Okay, I thought I understood, until blacks my senior wanted to be called American. Not African American, not black American, simply American. They said putting “African” in front of American made it sound inferior to simply American: The Great American Novel, The Great American Hero, or The Great Black American Novel, and The Great Black American Hero. That extra adjective in front of America implies a level of separation between America and black people, almost as if they weren’t part of this country even though they did more than any racial group to build it.

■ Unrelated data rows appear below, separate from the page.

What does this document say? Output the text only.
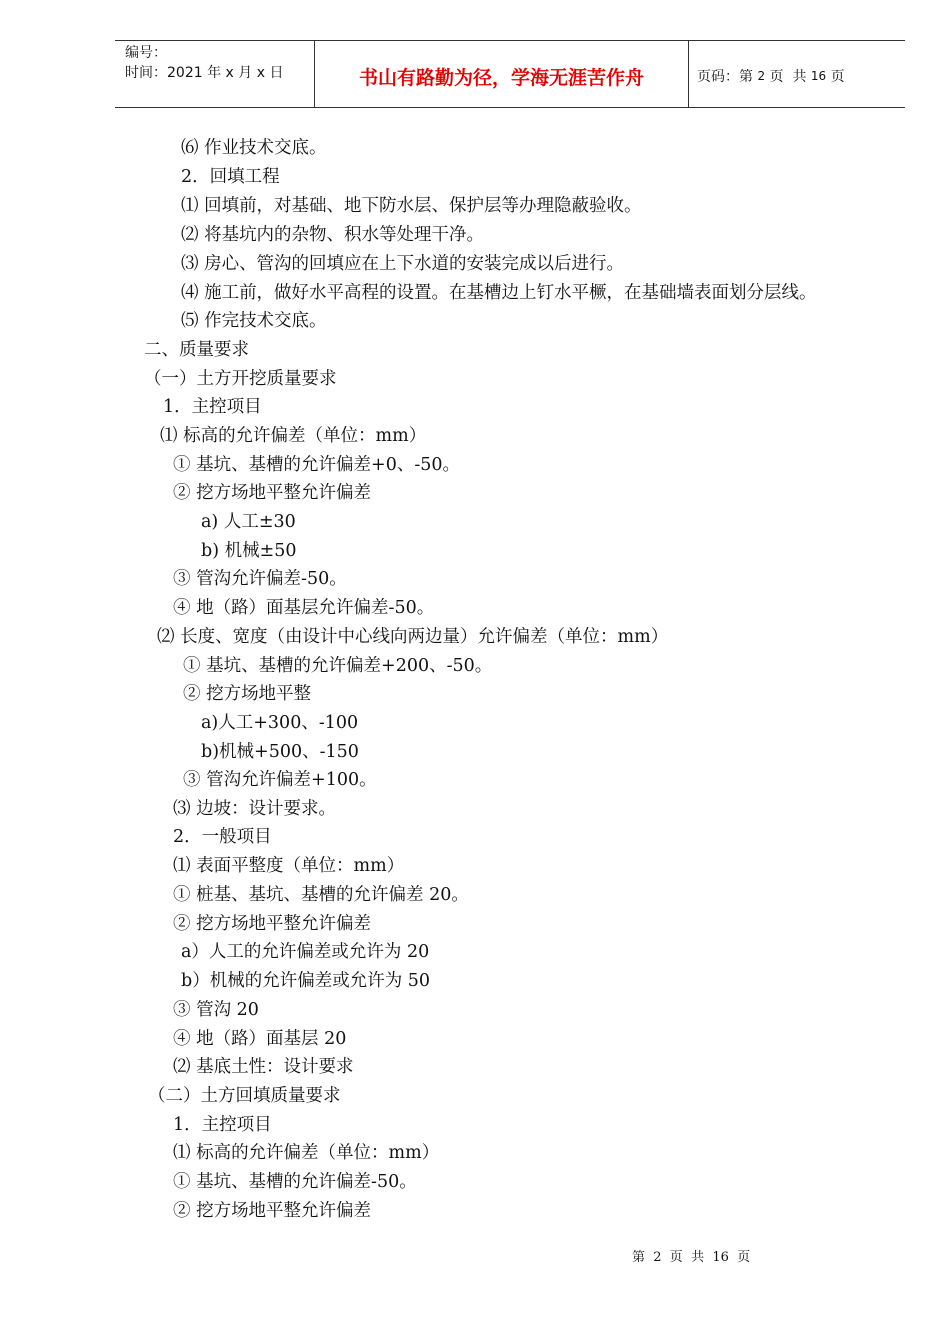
编号：
时间：2021 年 x 月 x 日	书山有路勤为径，学海无涯苦作舟	页码：第 2 页  共 16 页
⑹ 作业技术交底。
2．回填工程
⑴ 回填前，对基础、地下防水层、保护层等办理隐蔽验收。
⑵ 将基坑内的杂物、积水等处理干净。
⑶ 房心、管沟的回填应在上下水道的安装完成以后进行。
⑷ 施工前，做好水平高程的设置。在基槽边上钉水平橛，在基础墙表面划分层线。
⑸ 作完技术交底。
二、质量要求
（一）土方开挖质量要求
1．主控项目
⑴ 标高的允许偏差（单位：mm）
① 基坑、基槽的允许偏差+0、-50。
② 挖方场地平整允许偏差
a) 人工±30
b) 机械±50
③ 管沟允许偏差-50。
④ 地（路）面基层允许偏差-50。
⑵ 长度、宽度（由设计中心线向两边量）允许偏差（单位：mm）
① 基坑、基槽的允许偏差+200、-50。
② 挖方场地平整
a)人工+300、-100
b)机械+500、-150
③ 管沟允许偏差+100。
⑶ 边坡：设计要求。
2．一般项目
⑴ 表面平整度（单位：mm）
① 桩基、基坑、基槽的允许偏差 20。
② 挖方场地平整允许偏差
a）人工的允许偏差或允许为 20
b）机械的允许偏差或允许为 50
③ 管沟 20
④ 地（路）面基层 20
⑵ 基底土性：设计要求
（二）土方回填质量要求
1．主控项目
⑴ 标高的允许偏差（单位：mm）
① 基坑、基槽的允许偏差-50。
② 挖方场地平整允许偏差
第  2  页  共  16  页
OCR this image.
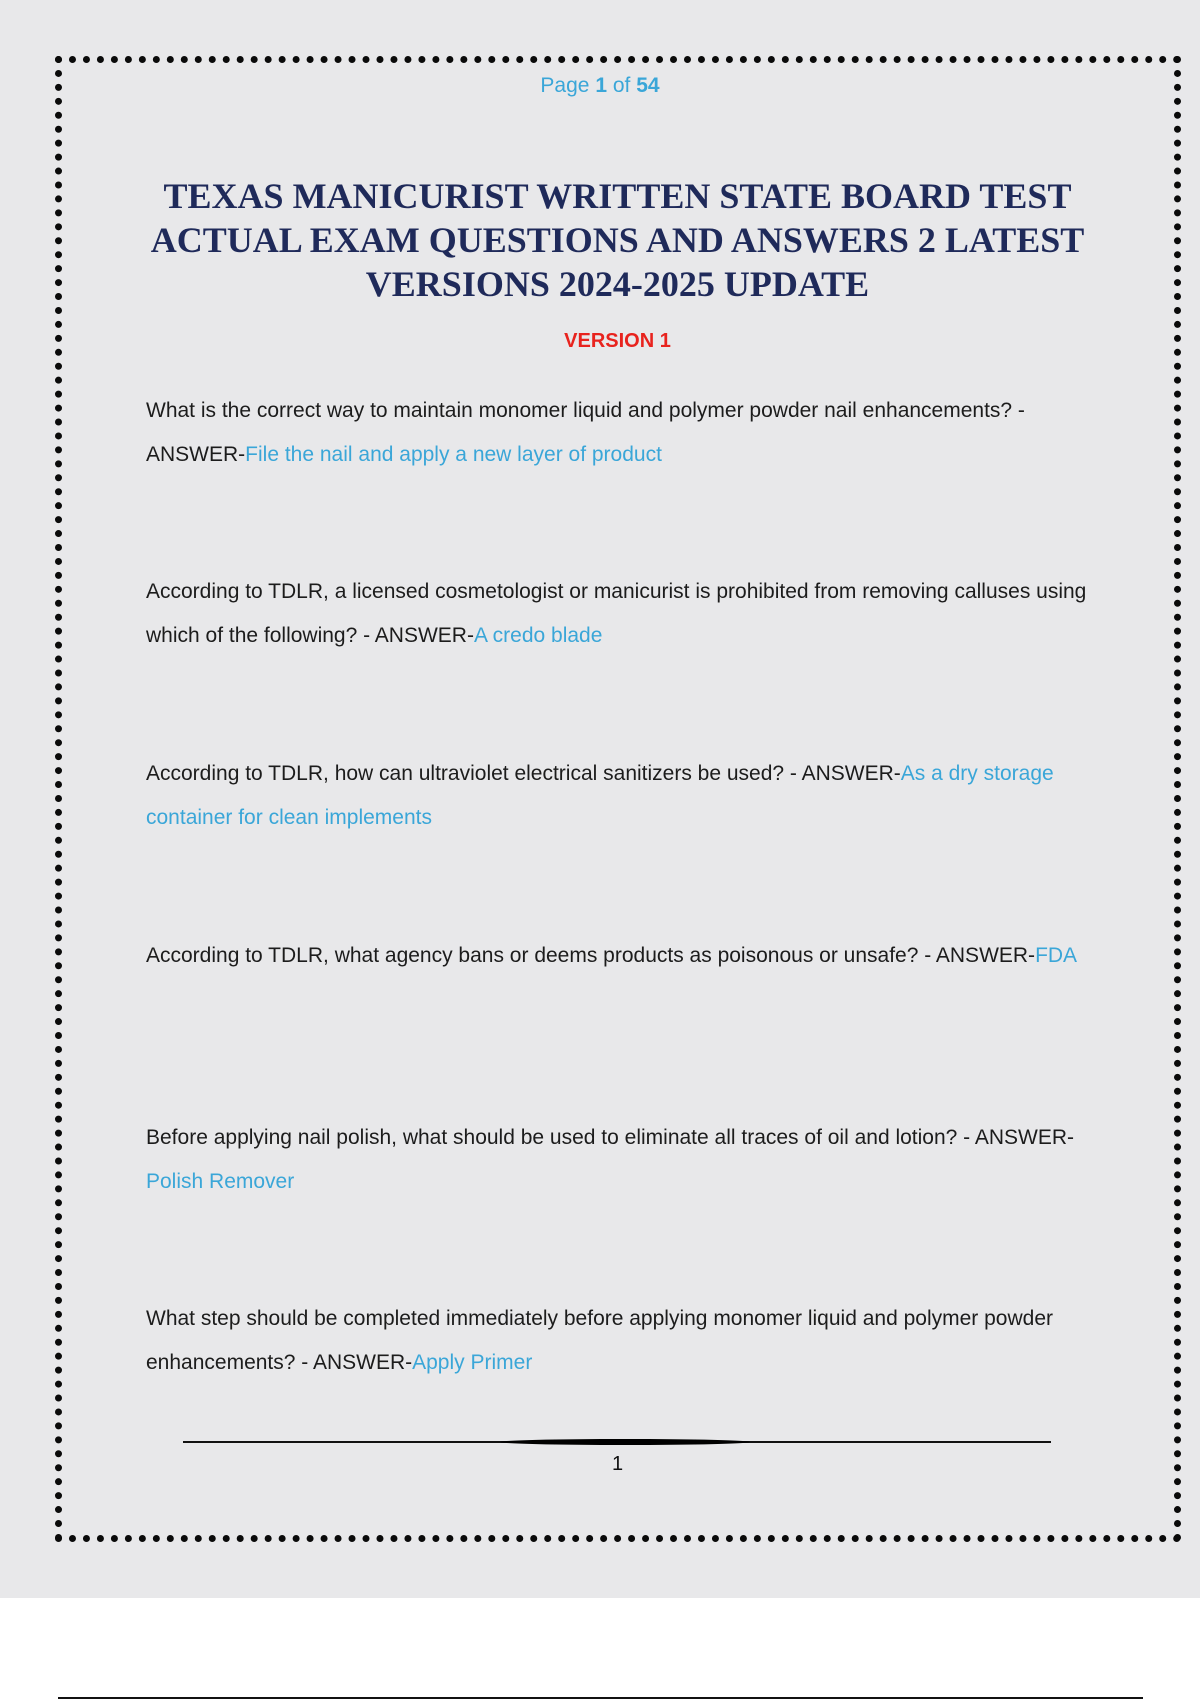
Page 1 of 54
TEXAS MANICURIST WRITTEN STATE BOARD TEST ACTUAL EXAM QUESTIONS AND ANSWERS 2 LATEST VERSIONS 2024-2025 UPDATE
VERSION 1
What is the correct way to maintain monomer liquid and polymer powder nail enhancements? - ANSWER-File the nail and apply a new layer of product
According to TDLR, a licensed cosmetologist or manicurist is prohibited from removing calluses using which of the following? - ANSWER-A credo blade
According to TDLR, how can ultraviolet electrical sanitizers be used? - ANSWER-As a dry storage container for clean implements
According to TDLR, what agency bans or deems products as poisonous or unsafe? - ANSWER-FDA
Before applying nail polish, what should be used to eliminate all traces of oil and lotion? - ANSWER-Polish Remover
What step should be completed immediately before applying monomer liquid and polymer powder enhancements? - ANSWER-Apply Primer
1
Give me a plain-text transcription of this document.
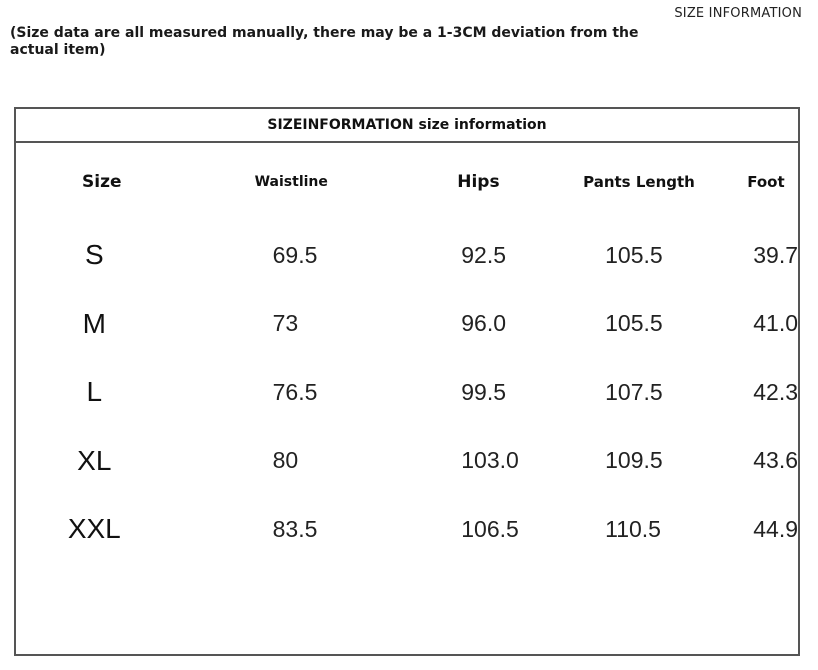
SIZE INFORMATION
(Size data are all measured manually, there may be a 1-3CM deviation from the actual item)
SIZEINFORMATION size information
Size	Waistline	Hips	Pants Length	Foot
S	69.5	92.5	105.5	39.7
M	73	96.0	105.5	41.0
L	76.5	99.5	107.5	42.3
XL	80	103.0	109.5	43.6
XXL	83.5	106.5	110.5	44.9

I got it until I ran into a Jamaican that didn’t want to be called African American, black, or American. He was from Jamaica, associated all his culture from Jamaica, and wanted to be called a Jamaican. No problem. While in New Orleans I met a man who was biracial, a Voodoo priest (that’s what he called himself) who was Haitian, and so many more people that I thought this whole idea of calling someone based on how they look was ridiculous, but inescapable unless we all became American with room for add-ons.
Now I have white skin and people normally call me either white or American, depending on the company. However, my mom and older brother were born in Barcelona, Spain and since I was alive we always had two languages spoken in our house, Castellano and English. I knew my mom was different than my friends’ moms because my mom had a different accent, cook weird food, and didn’t speak to us in English. Sometimes people would ask me if I was Mexican, other times I was asked what I was.
“Hrm, I’m half Spanish and half American,” I said.
That confused them, and I was also confused because did that mean I was less of an American because of my Spanish side? Well, my mom moved my brothers and me to Spain when I was nine and there I discovered that she was speaking Catalan to her Catalan friends. Now my Spanish mother became a Catalan mother who was actually half Catalan and half Castellano. I started learning Catalan along with Castellano in school and eventually I forgot how to speak English. My younger brothers couldn’t speak English and couldn’t understand it either. To my Catalan friends, I was never Catalan, but American, which was weird because to my American friends I was never American, but Spanish American. It felt like I was nothing because I wasn’t accepted anywhere. Blacks called me white, Hispanics called me Spanish, whites called me American, if they were my friends then Spanish American, and everyone else told me to speak English.
You see, when I’m called white, it’s like I’m being told I only have one culture, the American culture. If I have never lived in Spain, and if my mom only made American food I would agree with them, but that wasn’t the case. I grew up making tortillas (not the Latin American kind) and arroz cubano. I had to relearn English, I was put into ESL classes until the seventh grade, and people have told me to go back to my country wherever that was. Yes, I have a white last name, a white face, and all that gives me access to white privilege, but that doesn’t make me just white. I have two cultures outside my American one, and I want my label to reflect that. When people try to jam me inside a box that I refused to check then it only cuts communication and ruins otherwise healthy relationships. I’m a white Hispanic with his roots from Spain and England, and I’m a product of globalization. Me saying that I’m not just white doesn’t mean I support white privilege or that I deny its existence. It means that you can’t judge me based on how I look because my background is more complex than that. You should always call people by how they want to be called and not call them by what you think they deserve to be called. If you do the former, you’ll gain an ally, but if you do the latter then you’ll lose a friend or maybe even a lover.
Laugh at my face when I show you my tears and you’re lost to me forever.